1 week of attempting to dry the Texas Bunching Onions.

 
Processing these onions by drying may be an exercise in futility.

Tuesday, May 27, 2014

Lettuce Worth Saving

Living in a southern climate means an uncertain winter. Sometimes the winter is very cool while other times we experience 80-90 degree Fahrenheit days for a week or two at a time. Often, when there is a warm period during the winter the lettuce goes bitter. Even some more bitter-resistant kinds of lettuce that I have grown have gone bitter – until this year.


My Jerico Lettuce sprouted up quickly (Source: SESE)


Though Jerico Lettuce is not the most beautiful romaine lettuce it is the most bitter-free variety I have ever experienced. While some lettuce will go bitter in the middle of the winter, Jerico continued to produce healthy slightly-sweet leaves until they finally bolted in May.
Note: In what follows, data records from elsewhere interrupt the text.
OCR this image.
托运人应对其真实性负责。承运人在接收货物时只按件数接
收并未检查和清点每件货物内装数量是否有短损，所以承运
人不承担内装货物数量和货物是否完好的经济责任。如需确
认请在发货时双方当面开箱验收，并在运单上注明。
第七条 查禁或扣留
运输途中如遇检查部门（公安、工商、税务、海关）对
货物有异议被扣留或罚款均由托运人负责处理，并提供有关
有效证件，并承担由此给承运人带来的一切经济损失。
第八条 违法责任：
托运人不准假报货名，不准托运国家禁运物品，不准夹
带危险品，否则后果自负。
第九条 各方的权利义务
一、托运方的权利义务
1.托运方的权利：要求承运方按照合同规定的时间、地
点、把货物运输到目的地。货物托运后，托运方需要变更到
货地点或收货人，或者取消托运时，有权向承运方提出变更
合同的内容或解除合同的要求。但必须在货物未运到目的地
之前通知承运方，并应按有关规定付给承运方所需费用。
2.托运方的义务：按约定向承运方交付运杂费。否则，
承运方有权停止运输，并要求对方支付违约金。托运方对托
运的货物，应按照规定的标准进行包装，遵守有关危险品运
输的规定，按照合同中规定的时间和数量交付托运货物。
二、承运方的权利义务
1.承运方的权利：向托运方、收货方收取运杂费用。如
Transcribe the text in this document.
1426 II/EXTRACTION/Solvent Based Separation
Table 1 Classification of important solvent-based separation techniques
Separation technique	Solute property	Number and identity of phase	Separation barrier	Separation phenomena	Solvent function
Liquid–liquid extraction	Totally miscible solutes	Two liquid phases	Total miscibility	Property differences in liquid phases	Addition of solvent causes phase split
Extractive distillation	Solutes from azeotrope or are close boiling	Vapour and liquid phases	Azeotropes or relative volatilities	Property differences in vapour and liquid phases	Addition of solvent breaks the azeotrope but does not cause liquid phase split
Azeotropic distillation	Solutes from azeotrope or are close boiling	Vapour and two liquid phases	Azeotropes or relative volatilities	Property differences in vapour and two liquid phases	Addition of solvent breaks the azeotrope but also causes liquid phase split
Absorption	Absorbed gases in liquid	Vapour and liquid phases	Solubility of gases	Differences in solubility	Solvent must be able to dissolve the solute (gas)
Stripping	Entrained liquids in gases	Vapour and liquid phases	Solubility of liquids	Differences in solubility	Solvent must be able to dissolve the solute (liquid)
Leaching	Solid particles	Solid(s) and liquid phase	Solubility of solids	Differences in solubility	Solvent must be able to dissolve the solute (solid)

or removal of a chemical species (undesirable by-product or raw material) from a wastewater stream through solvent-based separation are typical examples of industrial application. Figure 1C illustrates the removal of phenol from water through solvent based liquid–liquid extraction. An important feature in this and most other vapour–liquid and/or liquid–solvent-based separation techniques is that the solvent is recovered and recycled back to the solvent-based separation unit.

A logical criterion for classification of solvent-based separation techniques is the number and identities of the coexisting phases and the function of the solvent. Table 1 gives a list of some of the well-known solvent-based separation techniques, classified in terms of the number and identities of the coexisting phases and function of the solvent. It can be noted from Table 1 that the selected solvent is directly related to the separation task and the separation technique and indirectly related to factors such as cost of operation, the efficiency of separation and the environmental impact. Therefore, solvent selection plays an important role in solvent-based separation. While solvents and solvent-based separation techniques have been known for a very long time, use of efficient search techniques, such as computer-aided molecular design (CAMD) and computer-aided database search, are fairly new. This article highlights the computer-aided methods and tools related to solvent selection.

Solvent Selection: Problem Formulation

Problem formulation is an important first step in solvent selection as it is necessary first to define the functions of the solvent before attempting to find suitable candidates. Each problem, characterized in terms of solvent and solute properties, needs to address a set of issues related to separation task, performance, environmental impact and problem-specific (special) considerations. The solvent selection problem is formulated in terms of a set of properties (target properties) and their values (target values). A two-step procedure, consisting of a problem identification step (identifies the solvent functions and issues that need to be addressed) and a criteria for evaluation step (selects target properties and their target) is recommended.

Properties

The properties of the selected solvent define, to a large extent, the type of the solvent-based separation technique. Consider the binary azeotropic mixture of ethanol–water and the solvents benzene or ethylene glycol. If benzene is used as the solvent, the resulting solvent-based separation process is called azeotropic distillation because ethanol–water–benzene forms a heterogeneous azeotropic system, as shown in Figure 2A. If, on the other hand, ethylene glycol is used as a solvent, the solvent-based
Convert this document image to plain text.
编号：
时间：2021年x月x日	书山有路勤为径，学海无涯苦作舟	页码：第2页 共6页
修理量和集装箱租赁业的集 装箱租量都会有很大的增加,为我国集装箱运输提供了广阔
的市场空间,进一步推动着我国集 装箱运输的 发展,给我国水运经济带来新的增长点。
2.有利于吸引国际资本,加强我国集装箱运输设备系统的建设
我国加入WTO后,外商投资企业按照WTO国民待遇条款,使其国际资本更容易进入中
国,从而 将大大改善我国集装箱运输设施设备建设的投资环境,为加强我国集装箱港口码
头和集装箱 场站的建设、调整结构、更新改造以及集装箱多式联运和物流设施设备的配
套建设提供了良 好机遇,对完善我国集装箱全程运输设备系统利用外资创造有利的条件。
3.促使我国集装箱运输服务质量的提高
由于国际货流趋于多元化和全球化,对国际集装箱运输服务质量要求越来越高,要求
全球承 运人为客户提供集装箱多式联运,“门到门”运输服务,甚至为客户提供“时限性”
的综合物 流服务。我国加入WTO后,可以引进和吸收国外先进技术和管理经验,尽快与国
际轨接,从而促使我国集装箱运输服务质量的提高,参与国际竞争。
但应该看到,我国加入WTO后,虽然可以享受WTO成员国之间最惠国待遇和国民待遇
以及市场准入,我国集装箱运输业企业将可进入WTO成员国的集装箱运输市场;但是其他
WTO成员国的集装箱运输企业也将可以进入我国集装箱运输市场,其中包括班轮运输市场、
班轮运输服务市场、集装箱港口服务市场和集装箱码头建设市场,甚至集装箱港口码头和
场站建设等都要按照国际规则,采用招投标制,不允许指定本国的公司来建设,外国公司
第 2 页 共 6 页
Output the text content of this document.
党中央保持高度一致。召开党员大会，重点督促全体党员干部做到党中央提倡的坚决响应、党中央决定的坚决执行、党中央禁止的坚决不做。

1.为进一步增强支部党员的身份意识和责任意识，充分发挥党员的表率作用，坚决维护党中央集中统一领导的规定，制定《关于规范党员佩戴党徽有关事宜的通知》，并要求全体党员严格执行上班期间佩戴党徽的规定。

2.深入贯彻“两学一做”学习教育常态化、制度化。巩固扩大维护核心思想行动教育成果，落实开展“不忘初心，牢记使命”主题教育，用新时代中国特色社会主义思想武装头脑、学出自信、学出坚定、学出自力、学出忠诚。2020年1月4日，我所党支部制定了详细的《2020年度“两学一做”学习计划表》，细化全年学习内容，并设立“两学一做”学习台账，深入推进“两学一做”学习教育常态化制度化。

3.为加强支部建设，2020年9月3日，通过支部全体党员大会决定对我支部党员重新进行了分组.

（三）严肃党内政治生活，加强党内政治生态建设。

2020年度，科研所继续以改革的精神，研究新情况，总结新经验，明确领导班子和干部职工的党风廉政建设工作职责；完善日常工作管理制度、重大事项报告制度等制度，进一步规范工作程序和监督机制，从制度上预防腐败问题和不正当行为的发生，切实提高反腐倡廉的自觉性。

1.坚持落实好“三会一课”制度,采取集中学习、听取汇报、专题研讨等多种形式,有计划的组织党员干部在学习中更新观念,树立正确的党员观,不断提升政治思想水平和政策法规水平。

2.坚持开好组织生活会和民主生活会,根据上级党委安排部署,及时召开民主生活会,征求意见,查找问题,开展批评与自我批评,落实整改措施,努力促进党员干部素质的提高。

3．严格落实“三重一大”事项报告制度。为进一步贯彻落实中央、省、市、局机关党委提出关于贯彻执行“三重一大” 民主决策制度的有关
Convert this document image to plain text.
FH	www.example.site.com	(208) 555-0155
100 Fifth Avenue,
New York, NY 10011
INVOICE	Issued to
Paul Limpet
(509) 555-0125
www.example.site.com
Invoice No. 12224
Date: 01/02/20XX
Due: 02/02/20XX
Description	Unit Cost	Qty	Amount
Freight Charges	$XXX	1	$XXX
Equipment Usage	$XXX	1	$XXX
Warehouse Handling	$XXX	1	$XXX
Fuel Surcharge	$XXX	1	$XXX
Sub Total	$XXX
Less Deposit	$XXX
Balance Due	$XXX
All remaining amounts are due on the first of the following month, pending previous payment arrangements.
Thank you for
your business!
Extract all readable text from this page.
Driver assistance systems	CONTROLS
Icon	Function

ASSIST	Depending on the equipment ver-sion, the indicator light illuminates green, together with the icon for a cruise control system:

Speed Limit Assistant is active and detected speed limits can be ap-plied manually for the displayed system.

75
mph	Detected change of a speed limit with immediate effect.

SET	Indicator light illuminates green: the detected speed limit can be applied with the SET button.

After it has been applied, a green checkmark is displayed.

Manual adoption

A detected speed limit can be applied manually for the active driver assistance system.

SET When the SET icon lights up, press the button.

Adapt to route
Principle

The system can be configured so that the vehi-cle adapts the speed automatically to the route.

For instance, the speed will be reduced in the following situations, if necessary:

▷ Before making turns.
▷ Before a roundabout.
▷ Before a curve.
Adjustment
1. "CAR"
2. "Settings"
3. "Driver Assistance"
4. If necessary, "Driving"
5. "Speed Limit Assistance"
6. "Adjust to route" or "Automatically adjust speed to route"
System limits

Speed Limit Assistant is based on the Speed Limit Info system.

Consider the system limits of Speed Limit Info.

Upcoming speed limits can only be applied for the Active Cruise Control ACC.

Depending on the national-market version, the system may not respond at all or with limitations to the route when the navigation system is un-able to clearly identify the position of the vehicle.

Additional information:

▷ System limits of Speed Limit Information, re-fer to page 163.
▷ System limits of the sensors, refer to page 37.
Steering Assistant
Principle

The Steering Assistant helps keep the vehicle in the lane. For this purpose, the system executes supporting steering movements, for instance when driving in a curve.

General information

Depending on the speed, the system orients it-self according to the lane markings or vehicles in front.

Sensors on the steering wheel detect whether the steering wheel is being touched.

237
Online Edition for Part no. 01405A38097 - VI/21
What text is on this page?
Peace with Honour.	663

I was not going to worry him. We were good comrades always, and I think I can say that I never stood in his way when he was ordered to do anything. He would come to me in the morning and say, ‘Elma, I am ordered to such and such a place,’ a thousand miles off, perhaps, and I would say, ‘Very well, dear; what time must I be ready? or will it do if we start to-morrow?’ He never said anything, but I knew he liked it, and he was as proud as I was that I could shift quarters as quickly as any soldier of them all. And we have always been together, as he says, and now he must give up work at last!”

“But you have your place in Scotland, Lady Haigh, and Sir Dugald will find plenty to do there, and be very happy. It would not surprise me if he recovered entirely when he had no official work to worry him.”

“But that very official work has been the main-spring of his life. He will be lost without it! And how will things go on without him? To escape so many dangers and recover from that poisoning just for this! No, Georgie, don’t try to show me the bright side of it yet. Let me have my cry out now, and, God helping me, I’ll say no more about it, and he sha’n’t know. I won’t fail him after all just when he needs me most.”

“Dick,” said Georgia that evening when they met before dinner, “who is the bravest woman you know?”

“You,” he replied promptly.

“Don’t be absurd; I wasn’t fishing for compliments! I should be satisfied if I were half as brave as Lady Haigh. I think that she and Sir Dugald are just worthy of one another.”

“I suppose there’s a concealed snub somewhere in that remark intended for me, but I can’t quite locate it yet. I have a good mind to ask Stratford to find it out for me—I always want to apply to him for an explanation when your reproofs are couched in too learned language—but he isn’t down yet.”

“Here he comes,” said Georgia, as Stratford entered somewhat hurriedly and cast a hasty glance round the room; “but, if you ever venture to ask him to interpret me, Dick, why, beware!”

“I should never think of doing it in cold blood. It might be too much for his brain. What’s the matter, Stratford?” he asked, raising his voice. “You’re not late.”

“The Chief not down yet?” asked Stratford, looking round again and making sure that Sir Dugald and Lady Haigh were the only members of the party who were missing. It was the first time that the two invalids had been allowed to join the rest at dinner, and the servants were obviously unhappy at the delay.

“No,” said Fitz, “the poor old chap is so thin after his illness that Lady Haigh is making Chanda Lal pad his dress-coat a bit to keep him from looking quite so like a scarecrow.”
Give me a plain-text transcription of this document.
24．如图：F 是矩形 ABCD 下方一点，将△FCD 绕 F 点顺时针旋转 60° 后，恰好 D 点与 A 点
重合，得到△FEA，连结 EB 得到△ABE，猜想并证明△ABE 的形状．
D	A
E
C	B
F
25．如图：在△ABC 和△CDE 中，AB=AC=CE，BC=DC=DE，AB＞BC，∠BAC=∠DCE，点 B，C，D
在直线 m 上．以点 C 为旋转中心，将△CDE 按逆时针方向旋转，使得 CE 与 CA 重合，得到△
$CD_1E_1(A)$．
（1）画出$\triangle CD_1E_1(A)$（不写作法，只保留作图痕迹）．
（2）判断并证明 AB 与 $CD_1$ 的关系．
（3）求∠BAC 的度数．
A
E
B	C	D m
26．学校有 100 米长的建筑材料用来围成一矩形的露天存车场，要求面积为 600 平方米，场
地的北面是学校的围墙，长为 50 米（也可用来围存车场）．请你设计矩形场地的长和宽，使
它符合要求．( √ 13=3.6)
Some uniformly green leaves of Jerico Lettuce


Saving lettuce is a pretty simple task. All a gardener needs to do is leave the lettuce alone and let the pollinators do their job. I chose to select my seed by saving only the largest lettuce heads that bolted last. Late bolting is essential to growing in a warm climate and if the early-bolting plants are not culled then the gardener will not improve the variety.


Lettuce beginning to bolt


Lettuce Flowers are so pretty


I am always experimenting with new techniques in harvesting and saving seed. This year I tried both cutting individual lettuce heads by hand (a very laborious process) as well as experimented with waiting until the majority of the seed had dried before cutting off each stalk. Cutting off individual heads by hand is probably only worthwhile if you have strong winds or the seed heads are going to be disturbed by something going through the garden. Otherwise it is much easier to wait until the majority of the seeds heads have started producing seeds and lop the whole stalk off at one time.


One method of harvesting lettuce is to harvest one head at a time.


Lettuce Heads beginning to dry.


I also harvest lettuce by cutting each stalk when most have gone to seed.


The rest dry out and go to seed shortly thereafter


Once I have gathered the seed heads and let them dry I rub them with my fingers to separate the individual seeds from the seed heads and white fuzz. Then I winnow them using either the wind (if there is a consistent wind outside) or a fan (if the wind is unpredictable that day).



Lettuce heads after drying and being rubbed to separate the seeds from the heads.



Winnowing the lettuce seed


That is about all that is required to save lettuce seed. I would highly recommend Jerico lettuce to anyone who wants to extend their lettuce crop beyond the usual season. It is not a beautiful variety, by any means, but it produces a reliable harvest long after other lettuce varieties have turned bitter.